# Possible to go to .893 from .901?



## Fakraliir (Nov 14, 2011)

I used p3droid's bionic path saver to get to .901 and I want to go back to .893, is it possible?


----------



## debrad0307 (Jan 4, 2012)

You could probably use R3l3AS3DRoot to restore back to .893. not sure if it will work but it is worth a shot. i can give you the link to download it: http://www.droidforums.net/forum/droid-bionic-hacks/173870-r3l3as3droot-43v3r-root-bionic-v2-1-a.html


----------



## crashercarlton (Oct 29, 2011)

Fakraliir said:


> I used p3droid's bionic path saver to get to .901 and I want to go back to .893, is it possible?
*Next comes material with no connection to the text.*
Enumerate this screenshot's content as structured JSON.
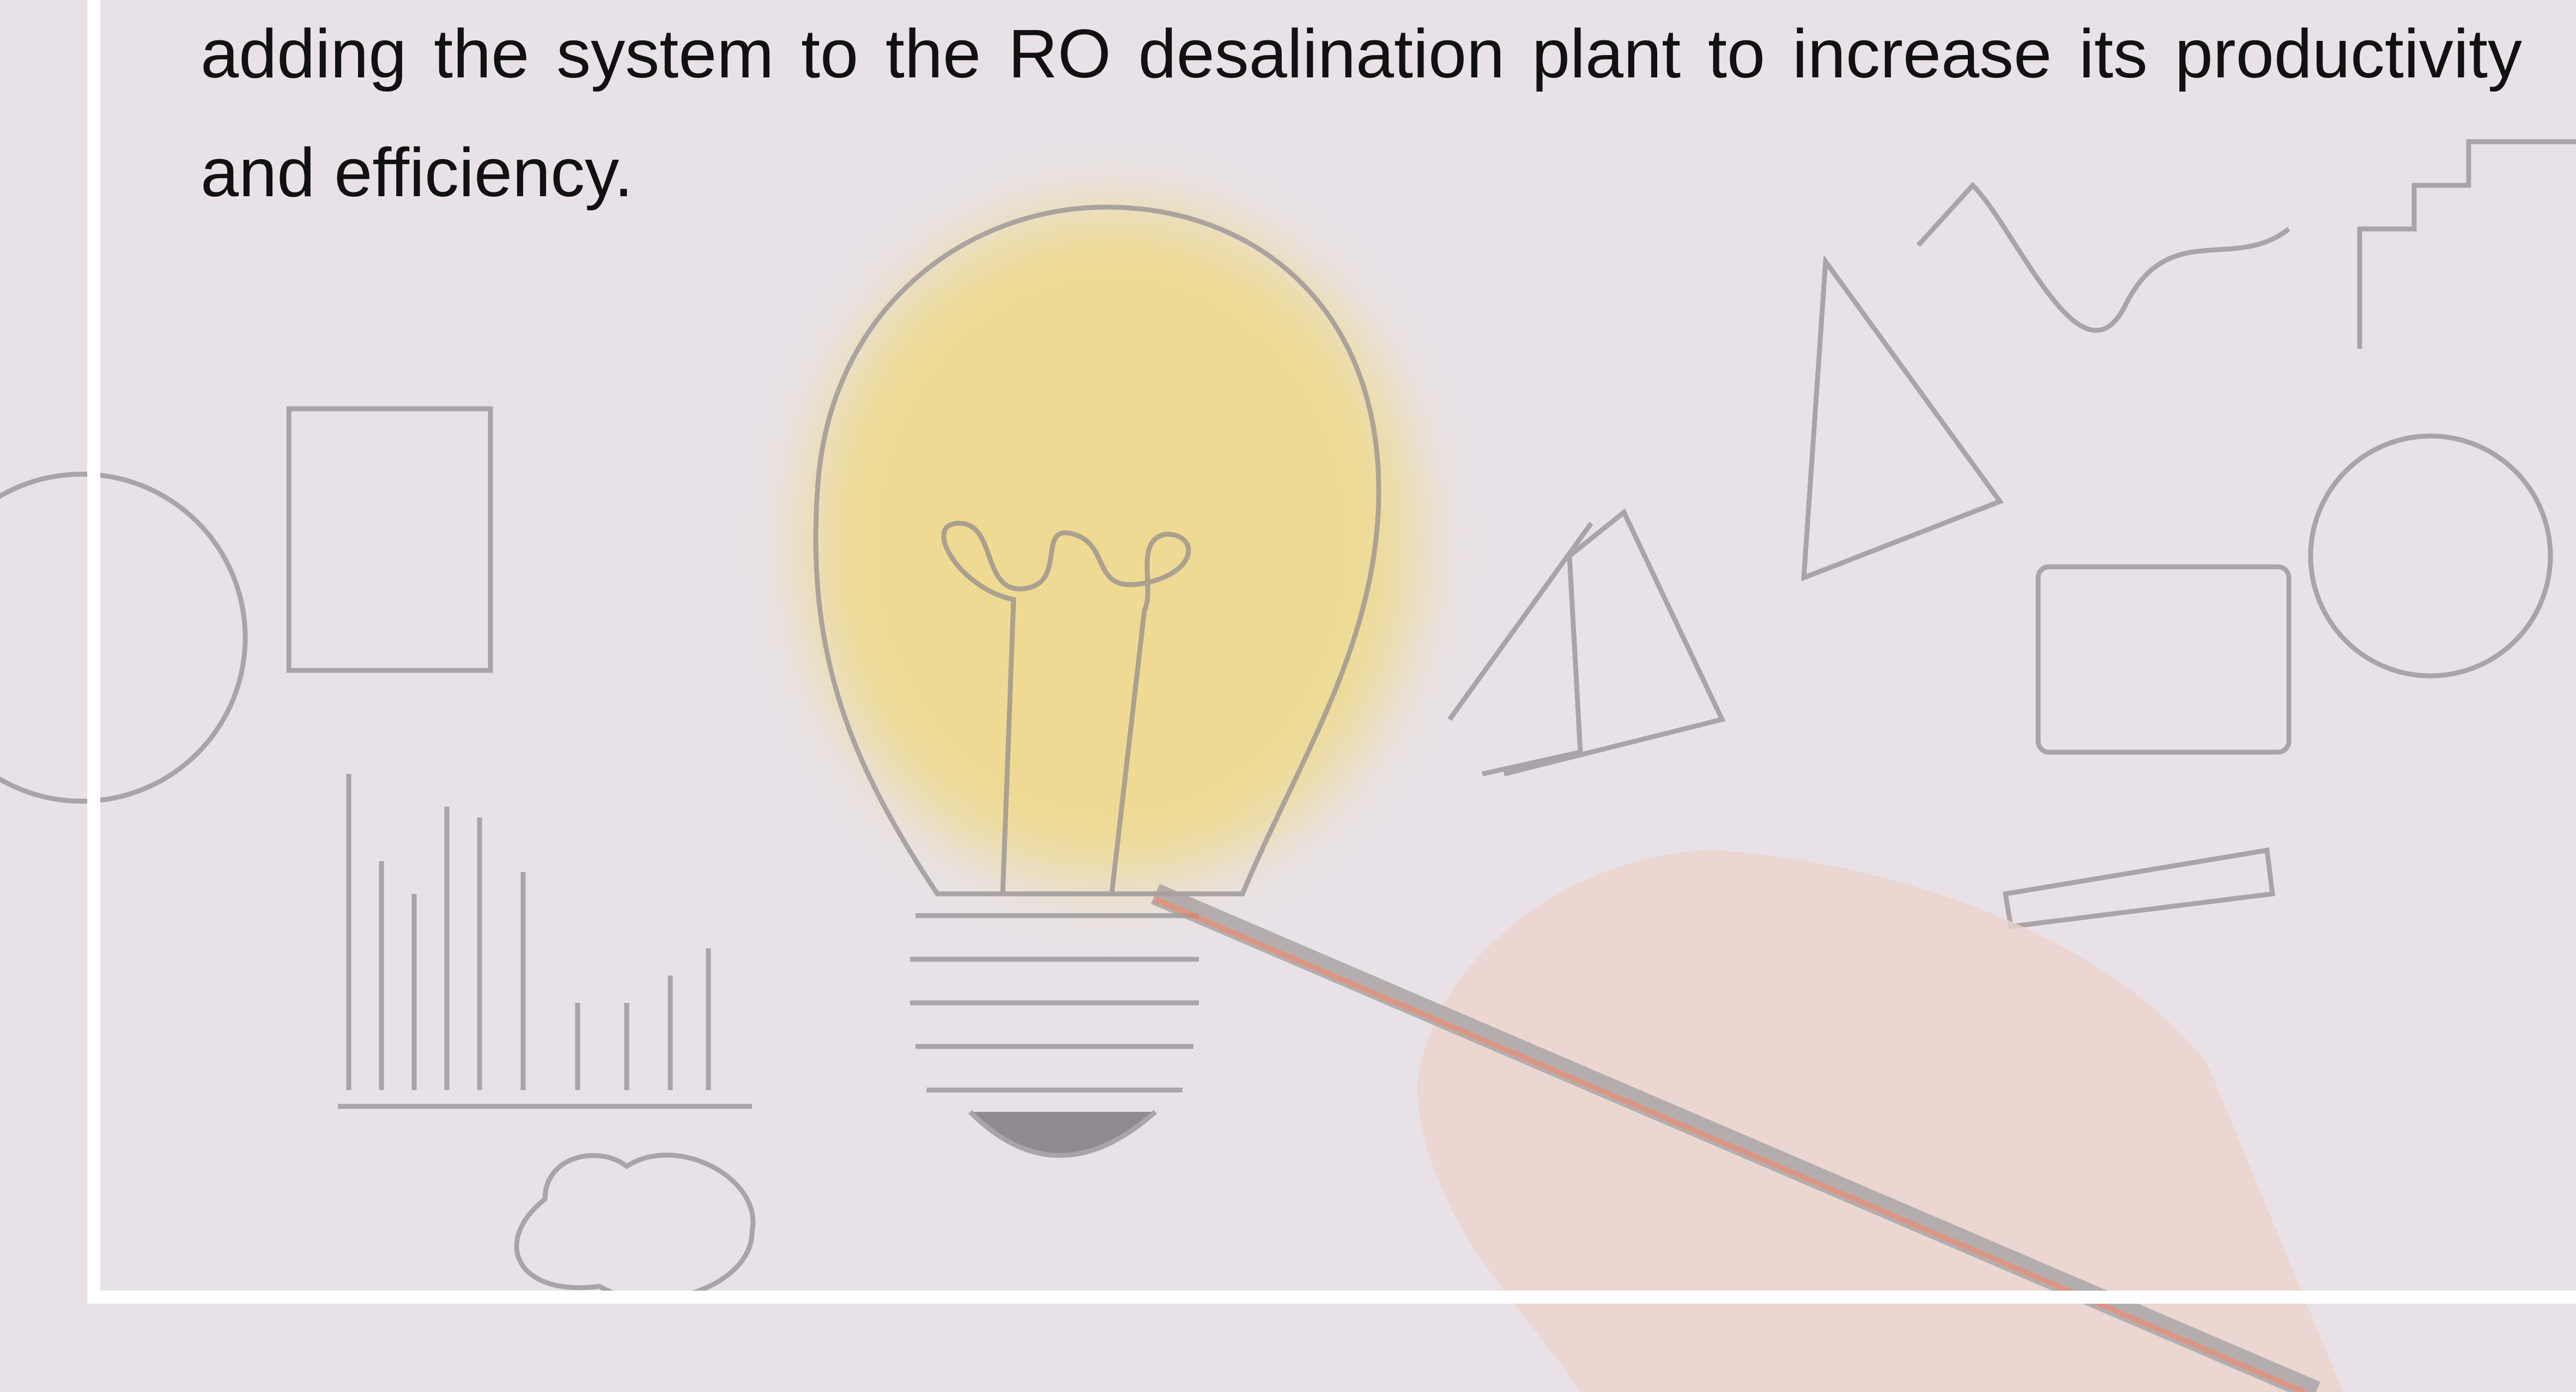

curious...why are you wanting to go back?


----------



## Fakraliir (Nov 14, 2011)

so I don't have to edit ROMS


----------



## King Howie (Nov 8, 2011)

Fakraliir said:


> so I don't have to edit ROMS


if you're talking about having to edit radio files for the big three ROMs, go to the thread: http://rootzwiki.com/topic/13096-901-radio-working-with-custom-rom/ liberty, eclipse and kin3tx are available in the OP with the updated radio files. no editing necessary


----------